Bu ülkeler, bazı istisnalar dışında geçtiğimiz son yıllarda küresel ölçekte yaşanan 'para bolluğu'ndan yararlanarak '4. sanayi devrimi' olarak adlandırılan süreci ıskalamakla kalmamış, sağladıkları kaynakları üretken olmayan harcamalarla eriterek altından kalkılması mümkün olmayacak ölçüde borçlanmış durumdalar...
Üstelik, içinde bulunduğumuz dönemde küresel çelişkilerin artması ve 'çok kutuplu dünya'ya geçişin sancıları bu ülkeleri dış müdahalelere açık hale getiriyor.
***
Bu koşullar, Venezuela örneğinde de gördüğümüz gibi 'sosyalizm' arayışlarını gündeme getirse de bu arayışlar 'ulusal mücadeleler'in gölgesinde kalıyor...
Bütün bunlardan çıkaracağımız tek bir sonuç var:
İçinde bulunduğumuz dönemde 'sosyalist' akımlar, 'gelişmiş' ülkelerde demokratik, 'gelişmekte olan' ülkelerde 'ulusal ve demokratik' görevlerin yerine getirilmesine ağırlık vermek zorundalar.
***
Burada özellikle 'sosyalist akımlar'dan söz ediyoruz, çünkü 'sosyal demokrat akımlar' günün gerçeklerini görmenin çok uzağındalar...
Türkiye'den bir örnek verecek olursak, daha iki gün önce sosyal demokrasinin temsilcisi olan CHP'nin Genel Başkanı, 'CHP sağa kaydı' eleştirilerine cevap verirken, 'Sağa mı kaydı, sola mı kaydı? Bunların hepsi hikaye. Sağ-sol kavramları 18. yüzyılın kavramları, yahu 21. yüzyıldayız.' dedi... Böylece de günümüz gerçeklerinden ne kadar bihaber olduğunu gösterdi...
'Sosyalist akımlar' açısından da durum pek parlak değil... Çünkü o akımların ağırlıklı bölümü 'ulusal' görevleri üstlenmek yerine 'enternasyonalizm' adına 'etnik milliyetçi' akımların (dolayısıyla Batılı emperyalist güçlerin) çekim alanlarına girmiş durumda.
***
Toparlarsak...
İçinde bulunduğumuz yüzyılda, yirminci yüzyıl sonlarında 'pax Americana' (ABD barışı) şemsiyesi altında 'küresel bir demokratizasyon' yaşanacağı, sınırların giderek 'geçirgen' hale geleceği, sınıfsal farklılıkların azalacağı, açlık gibi sorunların digitalleşmiş bir 'yeşil devrim' sayesinde ortadan kalkacağı hayalleri son bulmuştur...

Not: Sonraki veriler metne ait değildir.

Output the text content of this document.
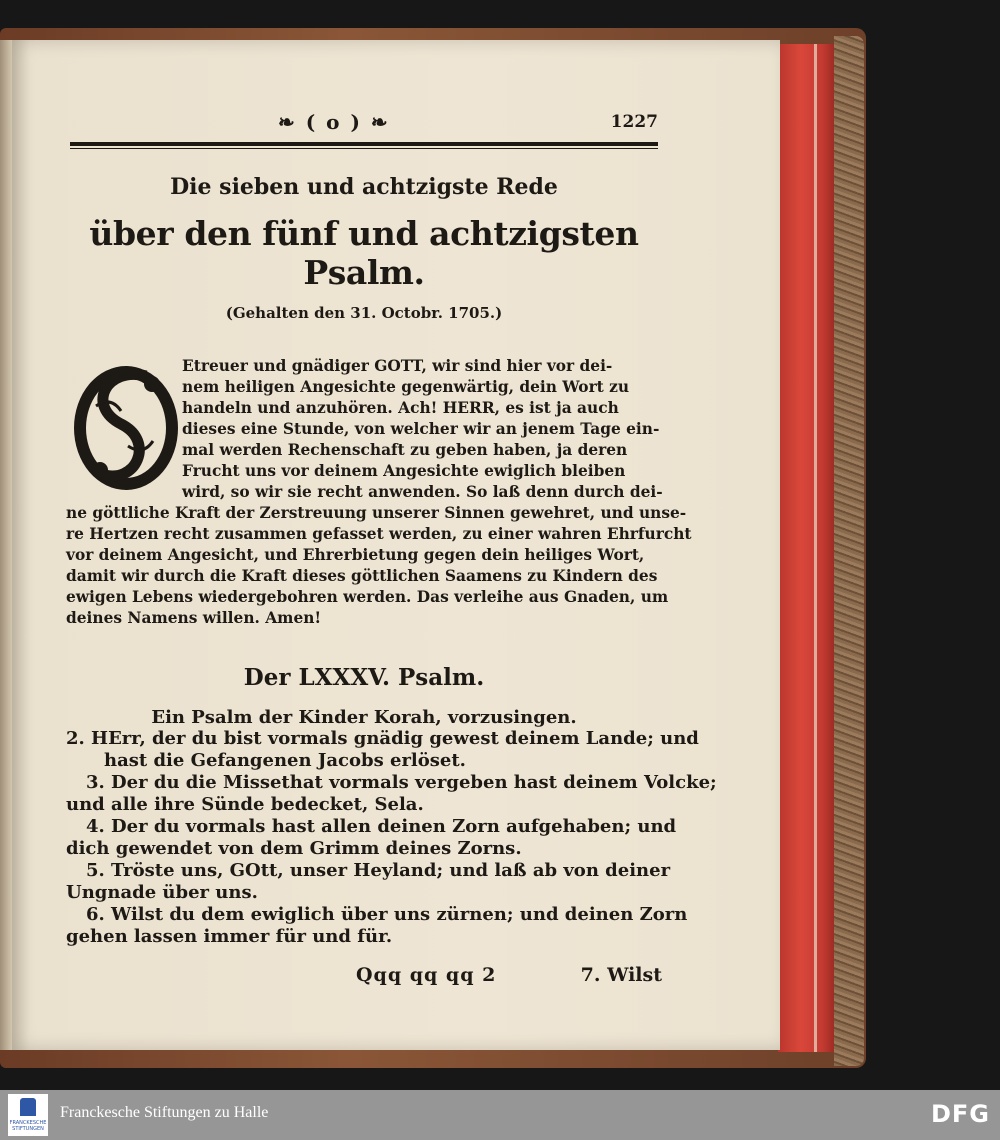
❧ ( o ) ❧	1227
Die sieben und achtzigste Rede
über den fünf und achtzigsten Psalm.
(Gehalten den 31. Octobr. 1705.)
Etreuer und gnädiger GOTT, wir sind hier vor dei-
nem heiligen Angesichte gegenwärtig, dein Wort zu
handeln und anzuhören. Ach! HERR, es ist ja auch
dieses eine Stunde, von welcher wir an jenem Tage ein-
mal werden Rechenschaft zu geben haben, ja deren
Frucht uns vor deinem Angesichte ewiglich bleiben
wird, so wir sie recht anwenden. So laß denn durch dei-
ne göttliche Kraft der Zerstreuung unserer Sinnen gewehret, und unse-
re Hertzen recht zusammen gefasset werden, zu einer wahren Ehrfurcht
vor deinem Angesicht, und Ehrerbietung gegen dein heiliges Wort,
damit wir durch die Kraft dieses göttlichen Saamens zu Kindern des
ewigen Lebens wiedergebohren werden. Das verleihe aus Gnaden, um
deines Namens willen. Amen!
Der LXXXV. Psalm.
Ein Psalm der Kinder Korah, vorzusingen.
2. HErr, der du bist vormals gnädig gewest deinem Lande; und
hast die Gefangenen Jacobs erlöset.
3. Der du die Missethat vormals vergeben hast deinem Volcke;
und alle ihre Sünde bedecket, Sela.
4. Der du vormals hast allen deinen Zorn aufgehaben; und
dich gewendet von dem Grimm deines Zorns.
5. Tröste uns, GOtt, unser Heyland; und laß ab von deiner
Ungnade über uns.
6. Wilst du dem ewiglich über uns zürnen; und deinen Zorn
gehen lassen immer für und für.
Qqq qq qq 2	7. Wilst
FRANCKESCHE STIFTUNGEN
Franckesche Stiftungen zu Halle	DFG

Dünya, 'tek kutupluluktan' çok kutupluluğa geçiş sürecinin sancılarını yaşamakta, ticaret savaşları yerlerini vekalet savaşlarına bırakmaktadır...
'Vekalet savaşları', daha büyük küresel savaşların yolunu açmaktadır...
Gelir dengesizliği buna bağlı olarak açlık ve yoksulluk artmaktadır.
***
Ülkemiz bu çelişkilerin tam ortasında yer alan çok hassas bir bölgede yer almaktadır...
Dolayısıyla bu gelişmeler karşısında yapılması gereken şey akılcı, ulusal çıkarları ön plana alan, ekonominin kendi ayakları üzerinde durmasını amaçlayan bir 'yol haritası' hazırlamak ve bu programı hayata geçirmeye çalışmaktır...
'Sosyalist akımlar' bu gerçekleri göremez ve bu göreve talip olamazlarsa bırakın gerçekten sosyalist olmayı 'demokrat' çizgide bile kalmakta zorlanırlar.